{ Dicen que cada molécula de nuestro cuerpo perteneció alguna vez a una estrella. Quizá no me esté yendo. Quizá este volviendo a casa. }

Gattaca.

Aunque esta vez si no respiro es por no ahogarme



11.11.12

Martes por la mañana



  Mentiría si dijese que la marcha de Ira no me afectó. Mentiría también si no aceptara que me pasé toda la noche pensando en eso. Pero fue la primera vez que no tuve pesadillas. Parecía que el chico de los lunes se las había llevado con él a donde fuera que se marchase. Estaba tan desconcertado con aquel hecho que ya no me acordaba de quién venía aquel día. No cabe decir que cuando Avaricia entró por la puerta me sorprendí, quizá algo exageradamente. Y no era una sorpresa grata un día así. Venía siempre a la misma hora, sin dejar que ni un furtivo segundo se le adelantase, impidiendo así que dedicase la bonita mañana de los martes trazando planes para robar las plumas de las almohadas de todos los pacientes y así poder fabricarme unas alas de verdad, como el chico-pájaro de aquel libro. A veces deseaba que mi destino fuese igual que el suyo, convirtiéndome en ave al completo por fin para lanzarme a volar desde la azotea del hospital. Pero Avaricia me decía que era imposible, porque no iba a despertar, y yo le creía, me tragaba sus palabras como jarabe amargo y callaba porque no podía hacer nada más.
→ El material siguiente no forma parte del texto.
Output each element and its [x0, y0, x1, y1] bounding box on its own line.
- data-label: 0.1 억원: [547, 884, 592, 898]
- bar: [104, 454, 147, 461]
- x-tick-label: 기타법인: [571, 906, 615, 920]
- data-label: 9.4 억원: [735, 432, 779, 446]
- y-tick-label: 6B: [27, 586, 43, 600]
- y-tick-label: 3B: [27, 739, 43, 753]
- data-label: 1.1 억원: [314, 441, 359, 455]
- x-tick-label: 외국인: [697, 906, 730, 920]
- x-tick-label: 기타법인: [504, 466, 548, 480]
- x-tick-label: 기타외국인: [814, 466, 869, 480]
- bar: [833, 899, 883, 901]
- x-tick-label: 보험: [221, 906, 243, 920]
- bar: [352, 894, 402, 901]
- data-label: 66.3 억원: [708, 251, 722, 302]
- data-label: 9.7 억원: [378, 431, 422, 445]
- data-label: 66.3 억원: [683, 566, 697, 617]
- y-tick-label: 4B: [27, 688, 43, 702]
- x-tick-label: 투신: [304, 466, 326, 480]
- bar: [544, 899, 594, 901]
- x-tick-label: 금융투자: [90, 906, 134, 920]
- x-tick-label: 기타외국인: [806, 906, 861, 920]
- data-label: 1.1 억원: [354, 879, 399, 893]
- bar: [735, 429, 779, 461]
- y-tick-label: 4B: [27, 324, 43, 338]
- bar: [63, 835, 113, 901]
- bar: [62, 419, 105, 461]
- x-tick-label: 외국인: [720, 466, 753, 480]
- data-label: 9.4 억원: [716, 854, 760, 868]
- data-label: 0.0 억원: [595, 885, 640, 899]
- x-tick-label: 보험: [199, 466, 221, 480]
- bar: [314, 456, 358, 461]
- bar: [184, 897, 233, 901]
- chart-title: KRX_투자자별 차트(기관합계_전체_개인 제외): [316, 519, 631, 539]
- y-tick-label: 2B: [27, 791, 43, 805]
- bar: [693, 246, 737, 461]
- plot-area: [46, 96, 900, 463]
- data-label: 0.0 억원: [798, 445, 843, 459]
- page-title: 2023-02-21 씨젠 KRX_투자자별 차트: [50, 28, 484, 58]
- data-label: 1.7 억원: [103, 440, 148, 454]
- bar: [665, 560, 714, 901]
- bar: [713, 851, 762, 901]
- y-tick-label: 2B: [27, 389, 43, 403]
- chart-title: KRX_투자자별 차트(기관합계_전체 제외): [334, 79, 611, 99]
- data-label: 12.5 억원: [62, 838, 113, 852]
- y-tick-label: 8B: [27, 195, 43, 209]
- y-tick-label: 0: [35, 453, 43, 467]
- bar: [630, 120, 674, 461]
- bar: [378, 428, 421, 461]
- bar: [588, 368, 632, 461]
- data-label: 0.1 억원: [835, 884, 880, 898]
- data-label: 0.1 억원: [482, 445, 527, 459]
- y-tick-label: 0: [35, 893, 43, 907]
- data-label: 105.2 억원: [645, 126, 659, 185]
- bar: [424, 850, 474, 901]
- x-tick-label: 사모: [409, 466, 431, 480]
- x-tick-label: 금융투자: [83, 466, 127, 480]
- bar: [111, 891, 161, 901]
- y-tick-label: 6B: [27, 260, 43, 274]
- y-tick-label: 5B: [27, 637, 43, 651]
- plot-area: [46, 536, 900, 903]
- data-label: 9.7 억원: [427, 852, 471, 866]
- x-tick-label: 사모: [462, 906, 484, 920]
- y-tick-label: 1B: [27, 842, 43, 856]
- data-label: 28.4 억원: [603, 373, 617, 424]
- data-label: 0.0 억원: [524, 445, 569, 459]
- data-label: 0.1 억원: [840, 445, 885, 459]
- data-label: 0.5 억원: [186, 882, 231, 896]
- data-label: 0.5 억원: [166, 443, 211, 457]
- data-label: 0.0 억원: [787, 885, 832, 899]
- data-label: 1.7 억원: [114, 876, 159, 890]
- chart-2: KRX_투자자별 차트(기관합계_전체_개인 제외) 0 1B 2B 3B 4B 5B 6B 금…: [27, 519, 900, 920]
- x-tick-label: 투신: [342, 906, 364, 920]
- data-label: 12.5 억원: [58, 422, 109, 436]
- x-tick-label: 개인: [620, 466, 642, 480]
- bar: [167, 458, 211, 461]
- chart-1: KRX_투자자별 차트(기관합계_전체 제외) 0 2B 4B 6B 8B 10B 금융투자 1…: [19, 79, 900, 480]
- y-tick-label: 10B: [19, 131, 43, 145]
  A las once y media exactas el sonido de unos zapatos buenos, de cuero quizá, o de excéntrico charol, fue en aumento a medida que éstos se acercaban a la puerta de mi habitación. Si hubiese podido suspirar de resignación, lo habría hecho sin dudar, bien alto, en clave de fa, para que le quedase claro que su presencia no era bien recibida allí. Sus visitas a veces me aplastaban más que mi propia jaula. Pero nunca debería haber olvidado que Avaricia era como todos los demás. Siempre iguales, siempre aburridos, siempre enterrados. Y pobres. Pobres de los que se creían héroes, pobres de los verdaderos héroes que se creían villanos. Pobres. Pobres de aquellos que llevaban vendas en los ojos, tan viejas, pero tan viejas que se caían a pedazos, aunque no quisieran quitárselas. Pobres. Y pobre de mí. Sí, pobre.